Mit der wasserbehördlichen Anordnung soll die Einleitkonzentration von PFC-verunreinigtem Niederschlagswasser aus dem Regenrückhaltebecken (RRB) Süd in den Linsenbach als Belastungsschwerpunkt, minimiert werden. Dazu muss ein technisches Sanierungskonzept erarbeitet werden, bei dem es im Kern darum geht, unkontrollierte Einträge über Dränagen und Infiltrationen über die Abwasseranlagen zu unterbinden. Seitens der SGD Nord wird angestrebt, dass die dafür notwendigen Maßnahmen im Auftrag der BImA, abgestimmt mit der SGD Nord, ab dem Jahr 2019 umgesetzt werden.

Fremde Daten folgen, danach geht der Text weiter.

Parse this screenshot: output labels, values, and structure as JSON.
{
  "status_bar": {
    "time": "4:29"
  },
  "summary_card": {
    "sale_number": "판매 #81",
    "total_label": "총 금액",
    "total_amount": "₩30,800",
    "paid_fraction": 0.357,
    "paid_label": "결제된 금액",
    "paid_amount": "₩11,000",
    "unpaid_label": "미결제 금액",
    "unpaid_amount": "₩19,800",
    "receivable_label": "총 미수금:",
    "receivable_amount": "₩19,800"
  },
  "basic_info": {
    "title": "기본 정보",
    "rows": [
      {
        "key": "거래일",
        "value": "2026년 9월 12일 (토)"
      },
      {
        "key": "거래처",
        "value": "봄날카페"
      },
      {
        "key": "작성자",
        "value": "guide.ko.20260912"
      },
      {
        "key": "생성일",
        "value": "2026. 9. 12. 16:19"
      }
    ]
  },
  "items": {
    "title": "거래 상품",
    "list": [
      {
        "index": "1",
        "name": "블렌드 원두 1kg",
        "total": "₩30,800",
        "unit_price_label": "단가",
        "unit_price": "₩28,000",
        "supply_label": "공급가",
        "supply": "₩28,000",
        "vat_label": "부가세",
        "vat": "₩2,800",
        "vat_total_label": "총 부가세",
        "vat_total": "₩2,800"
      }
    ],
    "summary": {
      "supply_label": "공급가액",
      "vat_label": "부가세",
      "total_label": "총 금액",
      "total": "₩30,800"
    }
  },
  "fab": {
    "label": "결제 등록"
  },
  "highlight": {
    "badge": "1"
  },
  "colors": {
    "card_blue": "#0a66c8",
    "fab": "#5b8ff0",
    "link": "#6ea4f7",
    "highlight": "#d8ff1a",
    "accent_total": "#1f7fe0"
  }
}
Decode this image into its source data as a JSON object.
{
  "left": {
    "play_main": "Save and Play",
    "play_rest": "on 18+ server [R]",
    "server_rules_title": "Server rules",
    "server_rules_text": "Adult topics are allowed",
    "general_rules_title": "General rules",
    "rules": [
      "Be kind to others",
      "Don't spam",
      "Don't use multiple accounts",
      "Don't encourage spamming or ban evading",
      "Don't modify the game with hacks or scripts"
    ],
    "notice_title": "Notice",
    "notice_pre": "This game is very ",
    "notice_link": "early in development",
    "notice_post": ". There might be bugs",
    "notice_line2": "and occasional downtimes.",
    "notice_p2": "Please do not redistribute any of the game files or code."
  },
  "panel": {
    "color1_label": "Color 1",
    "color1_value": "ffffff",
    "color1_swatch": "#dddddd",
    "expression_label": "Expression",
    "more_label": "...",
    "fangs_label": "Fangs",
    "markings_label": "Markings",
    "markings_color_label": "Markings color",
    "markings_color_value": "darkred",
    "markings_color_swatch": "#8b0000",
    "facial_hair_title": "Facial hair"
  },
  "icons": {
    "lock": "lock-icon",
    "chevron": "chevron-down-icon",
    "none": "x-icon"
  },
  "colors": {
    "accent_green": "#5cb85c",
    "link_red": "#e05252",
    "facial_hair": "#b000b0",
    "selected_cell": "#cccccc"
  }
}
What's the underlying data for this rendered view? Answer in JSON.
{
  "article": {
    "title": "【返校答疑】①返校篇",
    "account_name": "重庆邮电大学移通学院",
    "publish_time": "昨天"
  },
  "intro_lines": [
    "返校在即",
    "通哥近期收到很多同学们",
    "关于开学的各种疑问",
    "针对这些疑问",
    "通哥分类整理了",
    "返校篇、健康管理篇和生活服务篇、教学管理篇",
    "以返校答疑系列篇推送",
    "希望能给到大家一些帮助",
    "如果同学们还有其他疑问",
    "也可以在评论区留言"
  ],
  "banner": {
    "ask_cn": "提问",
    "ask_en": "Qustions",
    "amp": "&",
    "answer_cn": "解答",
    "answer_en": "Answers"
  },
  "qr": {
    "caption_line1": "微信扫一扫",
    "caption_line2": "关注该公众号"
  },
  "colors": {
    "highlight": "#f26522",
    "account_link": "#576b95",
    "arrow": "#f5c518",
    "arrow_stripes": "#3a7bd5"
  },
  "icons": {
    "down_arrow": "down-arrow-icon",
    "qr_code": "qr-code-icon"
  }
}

Zudem enthält die Anordnung Punkte zur immissionsbezogenen Risikobewertung von Gewässern und zur Änderung und Fortschreibung der wasserbehördlichen Anordnung aus dem Jahr 2009. Bis Ende 2018 wird von der SGD Nord die Vorlage einer Risikobewertung für die aufnehmenden Gewässer und den Kailbach gefordert. In der Risikobewertung ist zu ermitteln und darzustellen, wie der PFC-Eintrag in die Gewässer so reduziert oder begrenzt werden kann, dass durch die Einleitung von belastetem Niederschlagswasser vom Flugplatz Spangdahlem Gewässerveränderungen, die zu Beeinträchtigungen der relevanten Schutzgüter und Nutzungen an Oberflächengewässern wie aquatischen Lebensgemeinschaften, Fischerei oder Trinkwasser führen, nicht mehr zu erwarten sind. 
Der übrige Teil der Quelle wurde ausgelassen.